Nanfuma had dressed in her long garbs with a veil, which is typically a scarf that covers the hair and neck, as one of the virtues expected of a female Muslim while in public. However, on reaching the entrance, she was denied access with guards demanding that she first removes her veil in the name of security.
“The security officer told me that she was not aware of what I was hiding in the veil so she said that given the current security alertness and bomb attacks, they could not allow me inside the university with a veil,” the frustrated student narrates. “I told her to check me as they have always done. But she insisted that I remove it lest I was not to be granted access.”

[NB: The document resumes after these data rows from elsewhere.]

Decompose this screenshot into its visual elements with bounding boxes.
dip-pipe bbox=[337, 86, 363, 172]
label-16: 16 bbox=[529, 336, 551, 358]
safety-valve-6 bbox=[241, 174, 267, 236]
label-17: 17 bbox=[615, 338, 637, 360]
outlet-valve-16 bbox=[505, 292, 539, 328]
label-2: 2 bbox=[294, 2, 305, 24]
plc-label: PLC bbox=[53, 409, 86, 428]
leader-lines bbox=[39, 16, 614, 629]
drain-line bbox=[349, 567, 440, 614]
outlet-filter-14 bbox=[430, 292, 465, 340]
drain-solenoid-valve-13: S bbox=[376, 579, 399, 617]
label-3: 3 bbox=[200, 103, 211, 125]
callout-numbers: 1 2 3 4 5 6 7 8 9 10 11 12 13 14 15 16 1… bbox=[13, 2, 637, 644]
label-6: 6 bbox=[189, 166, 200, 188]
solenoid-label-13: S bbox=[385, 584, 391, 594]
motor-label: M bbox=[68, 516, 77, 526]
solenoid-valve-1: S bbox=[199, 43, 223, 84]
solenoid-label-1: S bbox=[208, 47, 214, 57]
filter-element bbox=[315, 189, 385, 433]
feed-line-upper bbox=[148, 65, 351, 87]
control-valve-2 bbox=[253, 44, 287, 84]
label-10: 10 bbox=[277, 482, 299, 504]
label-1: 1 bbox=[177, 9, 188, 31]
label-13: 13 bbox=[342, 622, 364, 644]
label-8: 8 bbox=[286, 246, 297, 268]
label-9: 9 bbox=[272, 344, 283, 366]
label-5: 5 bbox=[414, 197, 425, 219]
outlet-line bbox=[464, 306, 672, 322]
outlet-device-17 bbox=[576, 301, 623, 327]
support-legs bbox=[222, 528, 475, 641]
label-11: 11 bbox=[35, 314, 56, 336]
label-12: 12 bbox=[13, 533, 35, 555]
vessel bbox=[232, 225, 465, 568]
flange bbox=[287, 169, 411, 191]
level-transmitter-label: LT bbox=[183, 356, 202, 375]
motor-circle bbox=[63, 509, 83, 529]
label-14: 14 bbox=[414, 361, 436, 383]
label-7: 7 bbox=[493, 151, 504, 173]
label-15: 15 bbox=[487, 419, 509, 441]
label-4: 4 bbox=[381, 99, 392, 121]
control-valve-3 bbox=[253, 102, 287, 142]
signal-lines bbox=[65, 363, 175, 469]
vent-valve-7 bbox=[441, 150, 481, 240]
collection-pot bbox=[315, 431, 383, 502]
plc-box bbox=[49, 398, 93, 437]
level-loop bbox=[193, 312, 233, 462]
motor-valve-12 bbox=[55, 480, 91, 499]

Hijab is regarded by many Muslims as a symbol of both religion and womanhood. The Qur’an tells Muslims – men and women – to dress modestly. Male modesty has been interpreted to be covering the area from the navel to the knee. For women, it is generally seen as covering everything except their face, hands, and feet when in the presence of men they are not related or married to.
The hijab is hence the Muslim dress code for both men and women which can be achieved when one wears in accordance to the guidelines which include covering parts considered as part of one’s nakedness as earlier alluded to.
Nanfuma notes that for years, she had never experienced such an embarrassment. However, she was not the only student to face this treatment. After spending time at the entrance, she realized that another veiled Muslim female student was standing by the gate, having also been denied entry on the same grounds.
“She was standing in confusion possibly contemplating whether she accepts their order or not,” she added.
Nanfuma says that for several minutes, she attempted an argument with the security officers in vain. And as she argued, several students including non-Muslims noticing the infringement on their rights, advised them to maintain their veil.
Faidat Abdulwahab, a first-year student pursuing a bachelor’s degree in procurement and logistics management, says that forcing students to unveil is not only an infringement on their freedom of worship as enshrined in the constitution of Uganda but also disrespectful. She equated the act to stripping a female in public.
Faidat notes that for years, Muslims have been wearing their attire and nobody had questioned it. To her, the practice if not curbed might evolve into something unpleasant. She adds that the university management should desist from what she describes as an Islamophobic, illogical, hysterical, and discriminatory decision to ban veils.
Faidat says that if the university is concerned with security matters, they should buy metal detectors.
Bashir Lule, the chairperson of Kyambogo University Muslim Students Association-KYUMSA, says that there have been comments on the practice but the leadership had not got evidence or anyone who wished to freely speak about the matter, as many students fear to land into trouble with the university management.
Lule is concerned that the acts of disrespecting female Muslim students wearing Hijab seem to be increasing.
He told URN that the practice has been happening during the examination period with Muslim girls being denied access to examination rooms until they unveil.
The student imam at KYUMSA Yusuf Bulaf also notes that although the ongoing practice might not have been institutionalized, for years students at the university have been going through such similar treatment when they are forced to remove their ‘kufi’ caps and veils during an examination.
Bulaf adds that the current security alert on possible terror attacks is making the situation worse. To him, there is a need to discourage the practice. The student Imam notes that they have written to the university management showing their discomfort with the practice with a need to have the controversial “rule” reversed.
“We have proposed that the university should put up female officers at the entrance to check ladies with veils so as not to have a breach in security systems nor into our rights and values as Muslims,” says Bulaf.
Reuben Twinomujuni, the senior Public Relations Officer of Kyambogo University, notes that the act was never sanctioned by the university management but it seems to be actions of individual security officers who are looking for means of ensuring that there is no security threat at the campus.
Nonetheless, Twinomujuni adds that management has discussed the matter and thinks that soon security officers will be briefed on how better this can be done without necessarily abusing the rights and freedoms of students.
This is not the first time female students are being forced to unveil while at a public university in Uganda. In 2011, Zaituni Namujju, BA Social Sciences student at Makerere was forced to remove her veil before sitting an examination.
At that time, the lecturer, Dr Eria Olowo Onyango noted that the lady was putting on an ‘’illegal” attire. For the lady to be allowed in the examination room, she had to unveil, an act that caused chaos and a strike by students and some staff members.